I was thinking maybe a permanent zhian'tara into a clone of Gray's original body, but a holo-Gray could work too. Not sure how a holodeck could extract a personality from Adira's (and the symbiont's) brain, but the fact that it's able to make Saru feel he's moving like a human suggests it's able to alter mental perceptions as well as create visual illusions, so maybe it has a psychometric (mind-reading) component.

A neural interface linked to the holograpric systems would probably do the trick.
They did it in Season 2 in order to chat with Tilly's spore parasite. I suspect they can easily make a neural interface that simply attaches to Adira's head and specifically target's Grays consciousness for the purpose of creating a hologram in the same location Adira usually sees him but by also giving him substance and voice for the rest of the crew to interact with.

That is, if they decide to go down that kind of route.
They could probably also download his consciousness into a holographic body probably... but given that he's part of Tal and how the whole purpose of the symbiots is to acquire many new memories and experiences... not sure if that will actually happen.
 
A neural interface linked to the holograpric systems would probably do the trick.
They did it in Season 2 in order to chat with Tilly's spore parasite.
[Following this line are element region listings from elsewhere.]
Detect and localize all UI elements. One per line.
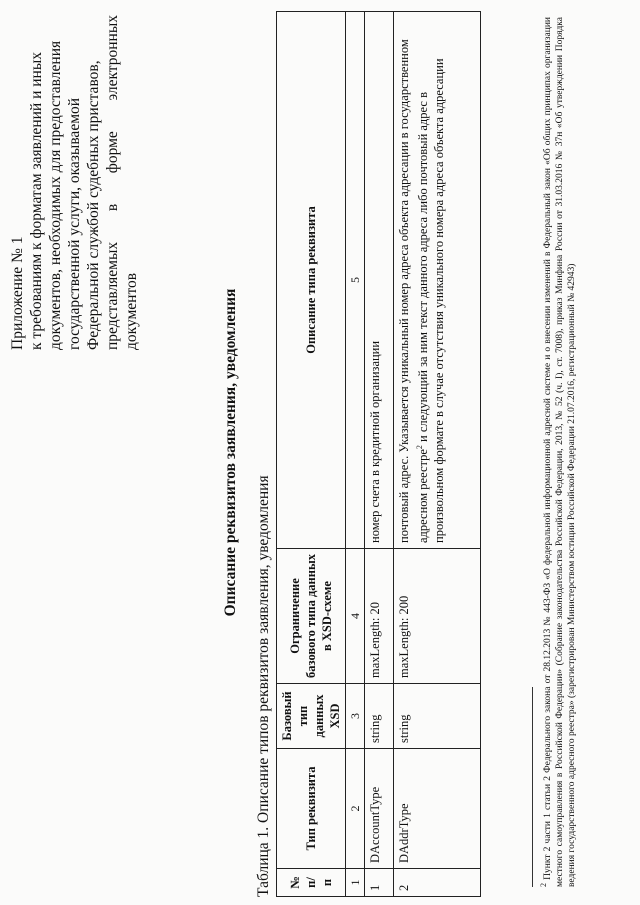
document-title: Описание реквизитов заявления, уведомления <box>222 288 239 617</box>
column-number-row <box>346 12 365 897</box>
column-number: 5 <box>346 12 365 549</box>
footnote-ref: 2 <box>415 445 424 450</box>
row-base: string <box>394 684 481 749</box>
table-row <box>365 12 394 897</box>
table-row <box>394 12 481 897</box>
appendix-header <box>8 15 141 350</box>
row-num: 2 <box>394 869 481 897</box>
header-cell-type: Тип реквизита <box>277 749 346 869</box>
description-text: почтовый адрес. Указывается уникальный номер адреса объекта адресации в государственном адресном реестре <box>397 39 431 543</box>
appendix-line: Федеральной службой судебных приставов, <box>85 60 102 350</box>
header-cell-description: Описание типа реквизита <box>277 12 346 549</box>
footnote <box>538 17 578 887</box>
row-num: 1 <box>365 869 394 897</box>
row-base: string <box>365 684 394 749</box>
appendix-line: документов, необходимых для предоставления <box>47 40 64 350</box>
header-cell-num: № п/п <box>277 869 346 897</box>
table-caption: Таблица 1. Описание типов реквизитов заявления, уведомления <box>255 475 272 897</box>
column-number: 2 <box>346 749 365 869</box>
row-type: DAddrType <box>394 749 481 869</box>
table-header-row <box>277 12 346 897</box>
description-text-cont: и следующий за ним текст данного адреса либо почтовый адрес в произвольном формате в случае отсутствия уникального номера адреса объекта адресации <box>416 58 447 543</box>
row-restriction: maxLength: 200 <box>394 549 481 684</box>
header-cell-restriction: Ограничение базового типа данных в XSD-схеме <box>277 549 346 684</box>
row-type: DAccountType <box>365 749 394 869</box>
requisites-table <box>276 11 481 897</box>
column-number: 3 <box>346 684 365 749</box>
appendix-line: представляемых в форме электронных документов <box>104 15 140 350</box>
appendix-line: Приложение № 1 <box>9 236 26 350</box>
row-description: номер счета в кредитной организации <box>365 12 394 549</box>
footnote-mark: 2 <box>539 883 548 887</box>
row-description <box>394 12 481 549</box>
row-restriction: maxLength: 20 <box>365 549 394 684</box>
footnote-divider <box>532 687 533 887</box>
appendix-line: государственной услуги, оказываемой <box>66 97 83 350</box>
column-number: 4 <box>346 549 365 684</box>
appendix-line: к требованиям к форматам заявлений и иных <box>28 52 45 350</box>
column-number: 1 <box>346 869 365 897</box>
header-cell-base: Базовый тип данных XSD <box>277 684 346 749</box>
footnote-text: Пункт 2 части 1 статьи 2 Федерального закона от 28.12.2013 № 443-ФЗ «О федеральной информационной адресной системе и о внесении изменений в Федеральный закон «Об общих принципах организации местного самоуправления в Российской Федерации» (Собрание законодательства Российской Федерации, 2013, № 52 (ч. I), ст. 7008), приказ Минфина России от 31.03.2016 № 37н «Об утверждении Порядка ведения государственного адресного реестра» (зарегистрирован Министерством юстиции Российской Федерации 21.07.2016, регистрационный № 42943) <box>543 17 578 887</box>
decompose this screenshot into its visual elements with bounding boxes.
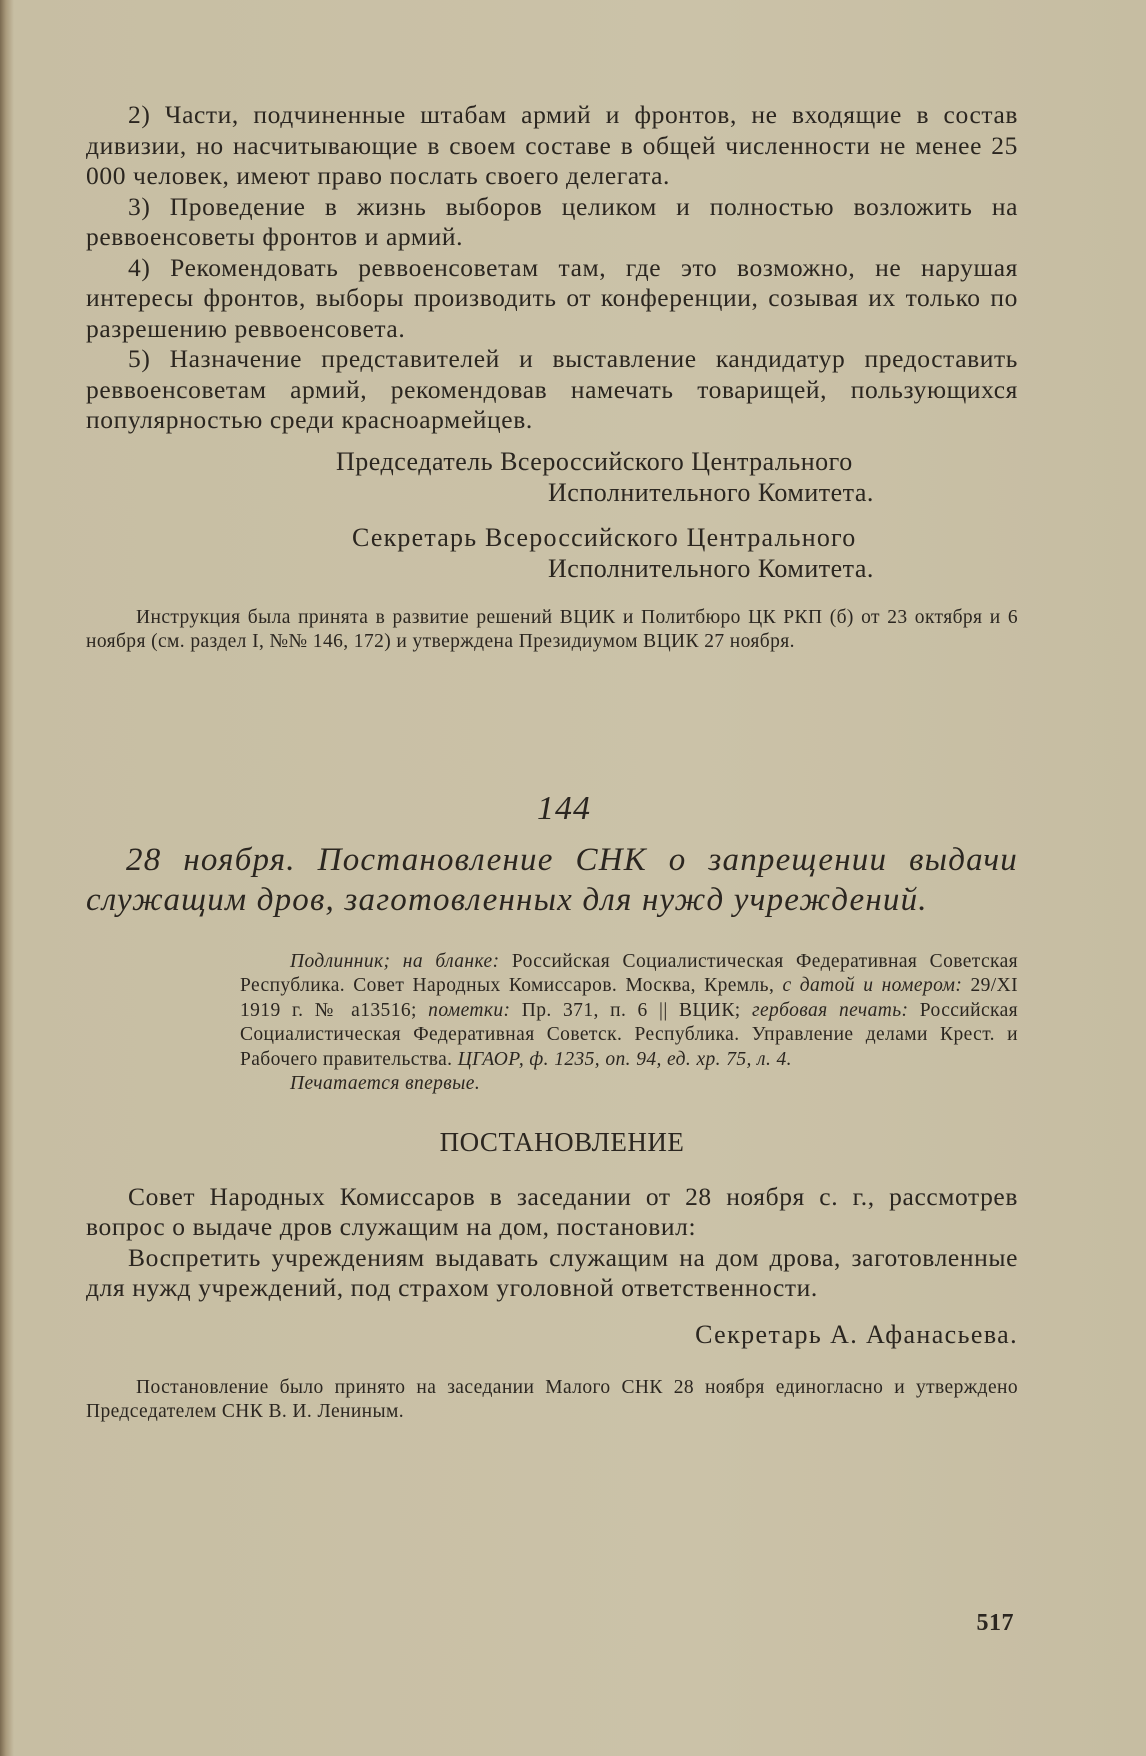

I suspect they can easily make a neural interface that simply attaches to Adira's head and specifically target's Grays consciousness for the purpose of creating a hologram in the same location Adira usually sees him but by also giving him substance and voice for the rest of the crew to interact with.

That's a good thought.


They could probably also download his consciousness into a holographic body probably... but given that he's part of Tal and how the whole purpose of the symbiots is to acquire many new memories and experiences... not sure if that will actually happen.

But the symbiont is in Adira now. Gray was its former host who died. So it's now Adira's job, not Gray's, to provide the symbiont with new experiences. And having a former host as a holographic life partner is certainly new.
 
I've never given in much thought but yeah, now you mention it if a colleague on a starship tells you they're constantly seeing/interacting with what's essentially a ghost that no one else can perceive then I agree you should probably tell someone about it.

It would be a great thing to talk to Tilly about. She had May following her around.
 
Honestly?

They should probably bring in a telepath or have her mind meld with a Vulcan to make sure what Adira is seeing is actually real and what she thinks it is.

Because potential medical issues aside, there are a number of not so good things that would be sitting in her mind pretending to be Gray that they really really want to rule out.